Claire hastened the artist down the hall, past the vintage settee they weren’t allowed to sit on and from which Nicolette grabbed the coat she’d thrown across it. Claire was terribly embarrassed of her wealth under Nicolette’s gaze — the native masks on the wall, from her and Freddie’s brief vacation to Cuba years ago, the glass case in the den full of priceless Italian porcelain clowns. Claire had the urge to throw the whole lot of them out the window. Nicolette, with her tight black pants and cropped dark hair — she could have been one of the Village Beatniks squatting in the next building over who always glowered at Claire as though she didn’t belong a toe below Thirty-Fourth Street. They knew, the all did, that she and Freddie had the means to live anywhere in the city — moving to the West Village had been an experiment to indulge Claire.
On the roof, the water tower hung in the dusk air above them, a suspended animal skeleton. A zebra, Claire decided. She’d only seen a zebra once, in Cuba, in someone’s yard. She sometimes found she missed that zebra. By the time she’d pointed it out to Freddie, it had disappeared — he’d called her crazy and hadn’t believed her. Just as well, she’d thought then, the zebra is mine.
The rusted iron hummed and swayed in the breeze. Claire had the sudden impulse to tell Nicolette about the zebra.
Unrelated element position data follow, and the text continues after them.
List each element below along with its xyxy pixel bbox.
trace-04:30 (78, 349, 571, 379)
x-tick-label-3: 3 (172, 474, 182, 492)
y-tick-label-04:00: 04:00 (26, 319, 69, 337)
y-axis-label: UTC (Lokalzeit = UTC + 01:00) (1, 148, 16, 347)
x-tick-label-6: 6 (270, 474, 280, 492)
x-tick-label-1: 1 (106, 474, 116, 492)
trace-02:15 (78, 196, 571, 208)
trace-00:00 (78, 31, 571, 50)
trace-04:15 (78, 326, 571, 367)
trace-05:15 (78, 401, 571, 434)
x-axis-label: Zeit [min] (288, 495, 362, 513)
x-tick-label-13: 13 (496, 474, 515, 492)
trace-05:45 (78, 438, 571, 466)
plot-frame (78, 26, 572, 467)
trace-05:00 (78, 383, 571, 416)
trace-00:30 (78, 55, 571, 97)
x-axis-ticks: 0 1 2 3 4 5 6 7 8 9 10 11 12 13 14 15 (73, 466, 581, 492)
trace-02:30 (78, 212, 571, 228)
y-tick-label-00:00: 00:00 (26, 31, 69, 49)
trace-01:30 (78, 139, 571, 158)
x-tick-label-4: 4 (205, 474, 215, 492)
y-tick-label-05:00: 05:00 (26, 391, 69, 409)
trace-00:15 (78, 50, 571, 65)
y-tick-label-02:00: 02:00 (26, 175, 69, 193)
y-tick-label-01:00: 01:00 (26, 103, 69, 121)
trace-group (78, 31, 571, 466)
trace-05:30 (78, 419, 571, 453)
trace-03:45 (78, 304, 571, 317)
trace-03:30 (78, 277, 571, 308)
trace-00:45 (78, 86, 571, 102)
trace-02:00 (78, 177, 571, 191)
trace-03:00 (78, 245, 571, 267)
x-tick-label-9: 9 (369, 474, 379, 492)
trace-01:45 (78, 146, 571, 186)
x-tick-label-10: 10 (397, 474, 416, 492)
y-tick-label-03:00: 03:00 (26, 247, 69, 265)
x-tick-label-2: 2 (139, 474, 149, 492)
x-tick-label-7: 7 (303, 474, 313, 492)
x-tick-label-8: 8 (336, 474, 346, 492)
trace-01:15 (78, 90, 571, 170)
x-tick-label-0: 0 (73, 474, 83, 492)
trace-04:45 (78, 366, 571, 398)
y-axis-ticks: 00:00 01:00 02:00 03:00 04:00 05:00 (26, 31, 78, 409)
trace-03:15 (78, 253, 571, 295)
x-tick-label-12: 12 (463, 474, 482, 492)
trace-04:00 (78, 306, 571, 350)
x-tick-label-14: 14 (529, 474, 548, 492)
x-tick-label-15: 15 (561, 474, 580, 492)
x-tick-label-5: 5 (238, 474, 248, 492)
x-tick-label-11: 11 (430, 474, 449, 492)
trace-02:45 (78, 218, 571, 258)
Nicolette would believe her.
“To tell the truth, I don’t smoke,” Claire said. “Freddie hates it.”
The artist was busy rolling her own cigarette on the ledge, shaking loose tobacco from a small pouch like a regular dockworker, trying not to lose it in the wind. “What Freddie doesn’t know,” Nicolette said. She licked the paper, handed the finished product to Claire, and lit it for her. Her hand grazed Claire’s cheek. Nicolette smelled dangerous. They stood close together, facing north, peering over to the street nine stories below, sharing the cigarette. Rebellious. But the wind stole her smoke so quickly, it was as if she’d let nothing out.
“I was up there last week. Uptown,” Nicolette said, gesturing north toward the high-rises, “doing a portrait of this blubber-man. I was up on his roof, smoking, when I realized — I was in the view, I didn’t have a view.” Nicolette held Claire’s gaze. “Not here though,” she said. “Here I have the perfect view.”
“I love it up here.” Claire averted her eyes, blushing. “It makes up for everything else.”
“Even Freddie?”
What a question to ask! She should be furious. Why was she not furious? “I wouldn’t have this view without him.”
The wind grew louder than their voices. It hit Claire’s ears rhythmically, beat her clean like a rug.
“I don’t know why,” Nicolette said loudly, “but I used to imagine all the skyscrapers were ladies waiting to go dancing.” She laughed into the wind.
“I like that,” Claire said. “Ladies waiting forever.”
The last of the setting sun charged off the west side of the buildings and they let it blind them.
“Don’t you want children, Claire? Since that whatever disease isn’t hereditary. It’s terrible when the smart ones don’t.”
It was a wonder, the information Nicolette had extracted from her during their sessions. In order to paint Claire, Nicolette had said she had to know her. There were people Claire had known for years who knew nothing about her parents or her childhood. But to this perfect stranger, Claire had found herself describing her grandmother’s operatic voice, the disease Claire once believed she’d inherit, the grounds of the asylum. There was something thrilling about the interrogation. No one had ever demanded Claire talk about herself. And yet the conversation had felt natural, or at least as natural as posing for a portrait; both were made of the same intimacy. She’d let Nicolette crack into her like a crab shell.